The recipient of the second annual Yukon Prize for Visual Arts is Joseph Tisiga

The winner of this year’s Yukon Prize for Visual Arts, selected from 107 entries, is multidisciplinary artist Joseph Tisiga. Tisiga was selected out of a slew of finalists that also included Ken Anderson, Amy Ball, Krystle Silverfox, Sho Sho Esquiro and Veronica Verkley. Tisiga was announced as the prize’s winner at a gala event on November 20.

Joseph Tisiga’s multidisciplinary arts practice is mostly rooted in painting and drawing. His work includes performance, photography, sculpture and installation, and reflects upon notions of identity and what contributes to this construct. 

Themes in Tisiga’s art such as community, nationality, family, history, location, real and imagined memories are becoming more and more relevant in the current climate. His works explore cultural and social inheritance, as well as the mundane, the metaphysical and the mythological, often all at once.

Leading up to the Yukon Arts Centre (YAC) gala show at which Tisiga was announced as the recipient of the prize was a series of pre-gala events that included a virtual discussion with Tisiga and his fellow finalists Veronica Verkley and Krystle Silverfox, and later another virtual panel with remaining finalists Sho Sho Esquiro, Ken Anderson and Amy Ball. The day of the gala event, the artists took groups of attendees through their exhibitions to give them new perspective and insight into their work, inspirations and creative processes. 

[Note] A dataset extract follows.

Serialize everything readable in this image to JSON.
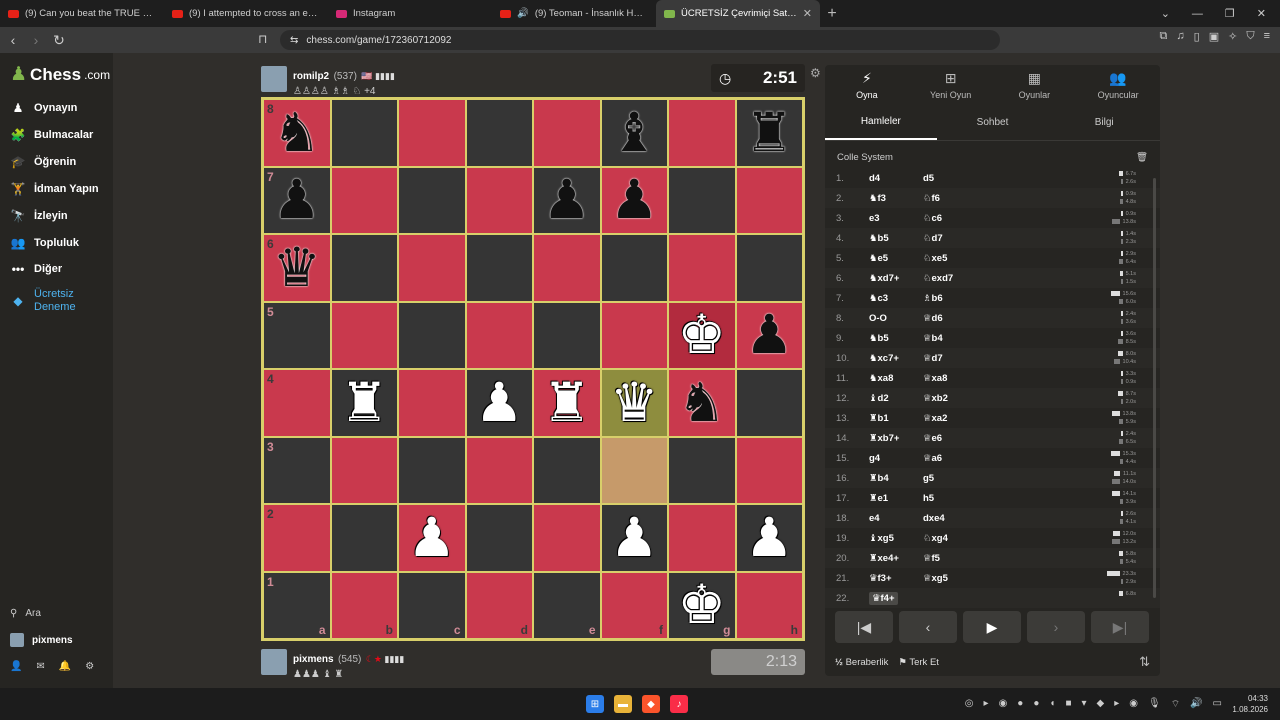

The six 2021 finalists for the Yukon Prize were selected by an independent jury of three arts professionals which included Gaëtane Verna, Ryan Doherty and Candice Hopkins. Verna is the director of The Power Plant Contemporary Art Gallery in Toronto, while Doherty is Chief Curator of Contemporary Calgary and Hopkins is an internationally known independent curator and a citizen of Carcross/Tagish First Nation.

Now in its second year, the main objective of the Yukon Prize for Visual Arts is to recognize the achievements and quality of work of the Yukon’s diverse community of visual artists, as well as to facilitate promotion of Yukon-made visual art beyond the Yukon, both nationally and internationally.